Życie toczy się dalej.
W Janusza telefon nie da rady wgrać programu kwarantanna. Za stary. Mógłby odmłodnieć ale za odpowiednią cenę. Czepiają się mocno o to, że nie robi sobie fotek na życzenie. Znaczy się nie mogą od niego tego chcieć. Ale toć to obowiązek jest! Trzeba było dzwonić i oświadczać ,że jesteśmy z technologią w plecy. U niego.
Mnie policja obdzwania. Tylko mnie.
O 6 rano dostałam 20 minut na sfocenie się i wysłanie zdjątka na stronkę kwarantanny. Taki sprawdzian czy bytuję w mieszkaniu. Ledwo się wyrobiłam. A co jakbym spała? Była nie gramotna mocniej niż ustawa covid przewiduje? Ale nic to! Mam OBOWIĄZEK trzymania naładowanego, internetowo dostępnego aparatu przy tłustym tyłku.
Próby odwołania wizyty u ortopedy , przepisania jej, to kpina totalna. Poradnia nie odbiera telefonów. Bo koronawirus.
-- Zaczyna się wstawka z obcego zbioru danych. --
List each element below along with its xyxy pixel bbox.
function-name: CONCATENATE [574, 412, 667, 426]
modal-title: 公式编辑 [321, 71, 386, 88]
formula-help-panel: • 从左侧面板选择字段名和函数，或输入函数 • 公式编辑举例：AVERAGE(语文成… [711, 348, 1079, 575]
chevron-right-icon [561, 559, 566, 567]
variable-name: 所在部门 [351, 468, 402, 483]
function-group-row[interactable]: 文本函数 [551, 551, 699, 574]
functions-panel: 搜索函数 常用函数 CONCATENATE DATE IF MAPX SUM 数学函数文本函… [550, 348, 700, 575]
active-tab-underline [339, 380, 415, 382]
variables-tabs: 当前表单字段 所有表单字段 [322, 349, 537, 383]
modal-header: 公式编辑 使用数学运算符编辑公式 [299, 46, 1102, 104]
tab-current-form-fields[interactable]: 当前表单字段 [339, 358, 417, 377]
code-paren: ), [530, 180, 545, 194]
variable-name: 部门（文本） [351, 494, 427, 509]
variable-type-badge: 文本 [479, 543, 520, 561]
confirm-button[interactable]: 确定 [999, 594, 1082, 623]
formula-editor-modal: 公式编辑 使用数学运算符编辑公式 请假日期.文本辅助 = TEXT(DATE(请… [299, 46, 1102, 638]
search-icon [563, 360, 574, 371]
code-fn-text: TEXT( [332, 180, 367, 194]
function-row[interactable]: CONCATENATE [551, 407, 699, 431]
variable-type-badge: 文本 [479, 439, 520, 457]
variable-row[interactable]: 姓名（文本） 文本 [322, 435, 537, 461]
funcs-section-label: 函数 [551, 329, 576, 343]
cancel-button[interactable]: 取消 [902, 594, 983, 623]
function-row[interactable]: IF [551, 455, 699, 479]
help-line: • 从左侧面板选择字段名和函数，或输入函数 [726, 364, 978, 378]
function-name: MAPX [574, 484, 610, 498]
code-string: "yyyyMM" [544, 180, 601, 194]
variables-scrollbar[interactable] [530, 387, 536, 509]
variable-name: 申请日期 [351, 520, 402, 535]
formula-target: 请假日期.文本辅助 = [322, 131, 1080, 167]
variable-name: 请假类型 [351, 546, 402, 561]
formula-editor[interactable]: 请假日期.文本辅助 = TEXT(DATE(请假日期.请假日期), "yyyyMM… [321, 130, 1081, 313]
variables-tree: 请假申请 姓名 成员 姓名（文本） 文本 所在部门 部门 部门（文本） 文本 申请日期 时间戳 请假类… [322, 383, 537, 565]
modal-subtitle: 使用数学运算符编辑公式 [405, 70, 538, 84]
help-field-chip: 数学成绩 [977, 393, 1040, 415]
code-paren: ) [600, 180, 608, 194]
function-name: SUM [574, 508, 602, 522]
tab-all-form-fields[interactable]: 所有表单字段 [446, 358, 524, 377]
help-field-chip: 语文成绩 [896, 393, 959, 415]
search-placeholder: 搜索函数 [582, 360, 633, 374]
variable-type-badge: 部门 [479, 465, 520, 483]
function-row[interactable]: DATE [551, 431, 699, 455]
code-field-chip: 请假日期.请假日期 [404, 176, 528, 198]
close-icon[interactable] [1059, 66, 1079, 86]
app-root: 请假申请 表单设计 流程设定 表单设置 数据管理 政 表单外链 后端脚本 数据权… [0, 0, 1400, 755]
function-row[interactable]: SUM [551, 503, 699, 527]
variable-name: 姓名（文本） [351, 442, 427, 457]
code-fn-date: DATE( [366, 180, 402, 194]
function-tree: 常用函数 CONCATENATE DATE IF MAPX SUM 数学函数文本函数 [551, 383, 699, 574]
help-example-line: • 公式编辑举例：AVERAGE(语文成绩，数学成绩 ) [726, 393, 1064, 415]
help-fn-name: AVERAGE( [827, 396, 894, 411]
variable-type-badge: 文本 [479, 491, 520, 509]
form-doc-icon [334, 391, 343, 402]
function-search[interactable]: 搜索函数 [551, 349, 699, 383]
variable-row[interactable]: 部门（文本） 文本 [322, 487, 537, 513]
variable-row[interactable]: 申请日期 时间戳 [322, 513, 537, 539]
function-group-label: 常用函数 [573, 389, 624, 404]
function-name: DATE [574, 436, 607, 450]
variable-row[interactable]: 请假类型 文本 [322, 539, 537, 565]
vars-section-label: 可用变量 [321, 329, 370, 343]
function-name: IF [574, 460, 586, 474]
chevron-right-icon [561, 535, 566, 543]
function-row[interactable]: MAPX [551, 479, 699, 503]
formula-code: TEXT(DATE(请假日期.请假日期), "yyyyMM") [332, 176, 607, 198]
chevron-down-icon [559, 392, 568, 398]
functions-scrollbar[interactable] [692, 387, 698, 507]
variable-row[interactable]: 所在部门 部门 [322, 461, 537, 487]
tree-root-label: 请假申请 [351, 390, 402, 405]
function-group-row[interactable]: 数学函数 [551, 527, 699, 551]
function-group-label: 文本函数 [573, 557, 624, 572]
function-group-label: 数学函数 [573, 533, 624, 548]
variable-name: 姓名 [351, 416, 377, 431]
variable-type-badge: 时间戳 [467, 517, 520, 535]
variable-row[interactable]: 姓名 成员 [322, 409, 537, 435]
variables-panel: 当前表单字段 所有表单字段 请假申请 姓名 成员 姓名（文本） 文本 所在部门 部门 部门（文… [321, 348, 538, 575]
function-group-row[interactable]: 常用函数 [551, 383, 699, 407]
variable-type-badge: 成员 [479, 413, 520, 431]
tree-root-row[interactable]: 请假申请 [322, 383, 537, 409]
Jak się można zarazić rozmową telefoniczną?!
Strony nie aktualizowane zawierają stare telefony. Z 2016 roku. Napisałam wreszcie na sekretariat dyrektora. I otrzymałem skierowanie do netowej strony szpitala (gdzie ponoć wsio załatwię bez problemu! ) z...nieaktualnymi połączeniami. Odjazd totalny!!! Służba zdrowia w nie służbie zdrowia.
Nareszcie otrzymałam dankową decyzję z sanepidu.
Z pracy proszą o osobiste podpisanie deklaracji,żem objęta kwarantanną, przesłanie mailem. Nie mam drukarki! Po co mi? Dziecko już wyrosło.
Pól dnia zajęły mi próby uregulowania mego stanu w pracy i poradni. O stanie męża nie wspomnę.
Solo się źle czuje. Dobrze, że wet odbiera.

Dla naszych Słoneczek [*] Kochamy i tęsknimy.